In addition to visual acuity, lighting also affects employees’ sense of well-being, performance capacity, and concentration (number of assembly errors and workplace accidents). The work bench system must therefore be able to accommodate optimum lighting.
What is needed, therefore, is a broad spectrum of different lamp types (such as spotlights, magnifying lamps) and equipment that can be used to position and direct these lamps.
Lighting intensity should be adjusted individually to the process and the employee. It is also a good idea to consider energy use when mapping out the overall lighting concept.
Having a lot of shadow on the working surface is disruptive and affects concentration. Largely low-shadow illumination should be preferred. This is achieved by using as few different lamps as possible, ideally with diffuse lighting.
Parabolic reflector grids or microprisms can be used with optimum directionality to reduce direct glare. Indirect glare due to reflective surfaces in the work environment, including the workpiece itself, should also be taken into account.
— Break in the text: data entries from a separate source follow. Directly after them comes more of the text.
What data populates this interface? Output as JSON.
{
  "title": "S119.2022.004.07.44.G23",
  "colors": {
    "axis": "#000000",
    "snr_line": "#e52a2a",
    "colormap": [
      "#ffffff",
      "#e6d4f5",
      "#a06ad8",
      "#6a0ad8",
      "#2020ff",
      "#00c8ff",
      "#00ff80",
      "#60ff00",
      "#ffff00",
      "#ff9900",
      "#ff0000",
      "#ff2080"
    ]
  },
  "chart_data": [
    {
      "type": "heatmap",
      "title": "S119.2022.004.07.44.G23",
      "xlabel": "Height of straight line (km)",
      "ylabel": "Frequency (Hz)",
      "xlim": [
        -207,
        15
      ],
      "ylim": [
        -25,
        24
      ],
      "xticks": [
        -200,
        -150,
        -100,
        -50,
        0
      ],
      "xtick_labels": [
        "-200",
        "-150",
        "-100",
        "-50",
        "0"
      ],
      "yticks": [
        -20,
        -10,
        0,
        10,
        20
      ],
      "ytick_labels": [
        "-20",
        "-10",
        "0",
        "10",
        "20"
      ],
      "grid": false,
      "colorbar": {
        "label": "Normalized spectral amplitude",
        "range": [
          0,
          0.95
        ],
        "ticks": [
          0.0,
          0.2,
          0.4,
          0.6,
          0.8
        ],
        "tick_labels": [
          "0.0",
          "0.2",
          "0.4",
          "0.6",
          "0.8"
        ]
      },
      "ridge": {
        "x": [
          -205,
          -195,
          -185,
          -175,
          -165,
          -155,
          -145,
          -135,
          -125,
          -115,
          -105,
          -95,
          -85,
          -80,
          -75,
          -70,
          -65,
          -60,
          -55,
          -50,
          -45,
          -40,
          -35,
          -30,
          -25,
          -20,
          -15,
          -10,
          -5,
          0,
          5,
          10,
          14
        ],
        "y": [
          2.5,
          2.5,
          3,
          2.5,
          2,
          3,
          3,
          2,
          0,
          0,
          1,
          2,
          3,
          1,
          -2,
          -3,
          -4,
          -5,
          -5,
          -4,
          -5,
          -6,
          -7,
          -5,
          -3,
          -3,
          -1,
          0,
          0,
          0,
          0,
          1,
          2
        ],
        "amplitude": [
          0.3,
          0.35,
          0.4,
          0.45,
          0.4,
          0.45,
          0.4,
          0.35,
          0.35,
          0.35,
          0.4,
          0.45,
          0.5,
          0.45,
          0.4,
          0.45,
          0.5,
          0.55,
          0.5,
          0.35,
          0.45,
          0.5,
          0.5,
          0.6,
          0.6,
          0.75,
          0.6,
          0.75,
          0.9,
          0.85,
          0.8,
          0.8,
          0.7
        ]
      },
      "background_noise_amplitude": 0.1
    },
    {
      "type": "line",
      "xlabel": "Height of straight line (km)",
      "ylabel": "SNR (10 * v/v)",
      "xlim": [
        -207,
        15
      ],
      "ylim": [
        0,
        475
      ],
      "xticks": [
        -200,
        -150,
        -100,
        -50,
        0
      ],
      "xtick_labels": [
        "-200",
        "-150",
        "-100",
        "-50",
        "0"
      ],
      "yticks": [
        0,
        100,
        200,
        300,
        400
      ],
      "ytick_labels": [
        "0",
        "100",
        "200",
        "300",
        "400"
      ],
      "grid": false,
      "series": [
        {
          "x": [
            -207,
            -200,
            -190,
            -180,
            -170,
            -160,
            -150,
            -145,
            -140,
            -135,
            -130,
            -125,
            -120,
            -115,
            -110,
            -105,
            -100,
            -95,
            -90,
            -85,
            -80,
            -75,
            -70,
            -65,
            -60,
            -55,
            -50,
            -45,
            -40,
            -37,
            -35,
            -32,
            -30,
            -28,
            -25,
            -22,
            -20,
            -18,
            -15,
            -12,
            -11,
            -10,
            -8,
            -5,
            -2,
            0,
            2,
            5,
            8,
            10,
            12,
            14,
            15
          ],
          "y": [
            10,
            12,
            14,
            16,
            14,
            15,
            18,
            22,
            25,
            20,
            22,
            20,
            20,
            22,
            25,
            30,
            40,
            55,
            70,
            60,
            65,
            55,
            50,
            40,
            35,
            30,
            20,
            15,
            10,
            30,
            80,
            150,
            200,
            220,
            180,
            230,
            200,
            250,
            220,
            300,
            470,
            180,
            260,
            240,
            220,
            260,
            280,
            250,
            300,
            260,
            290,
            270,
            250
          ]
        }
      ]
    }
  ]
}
Flickering is often apparent and perceived as disruptive, especially in the case of simple lighting using florescent tubes. Lights with electronic lamp control units can help with this.
In most cases, a neutral white color temperature (3300K–5300K) is considered the best setting. The requirements this involves with regard to the process should be taken into account in all cases.
General assembly activities call for a light intensity of about 46.5 fc (500 lux). If the components are very small, the assembly is complicated, or high levels of joining precision need to be achieved, the requisite lighting intensity can be as much as 100 to 139.4 fc (1000 to 1500 lux).
Required light intensity according to industry standard DIN EN 12464:
|Activity||Light intensity in foot-candles (fc)||Light intensity in lux|
|Rough assembly work||18.6||200|
|Moderately detailed assembly work||27.9||300|
|Detailed machining and assembly work||46.5||500|
|Highly detailed assembly work||69.7||750|
|Precision mechanics and micromechanics||100-139.4||1000 – 1500|
When considering lighting, a person’s individual visual acuity should also be taken into account. This may vary between individual employees. The physical circumstances within the space are another factor.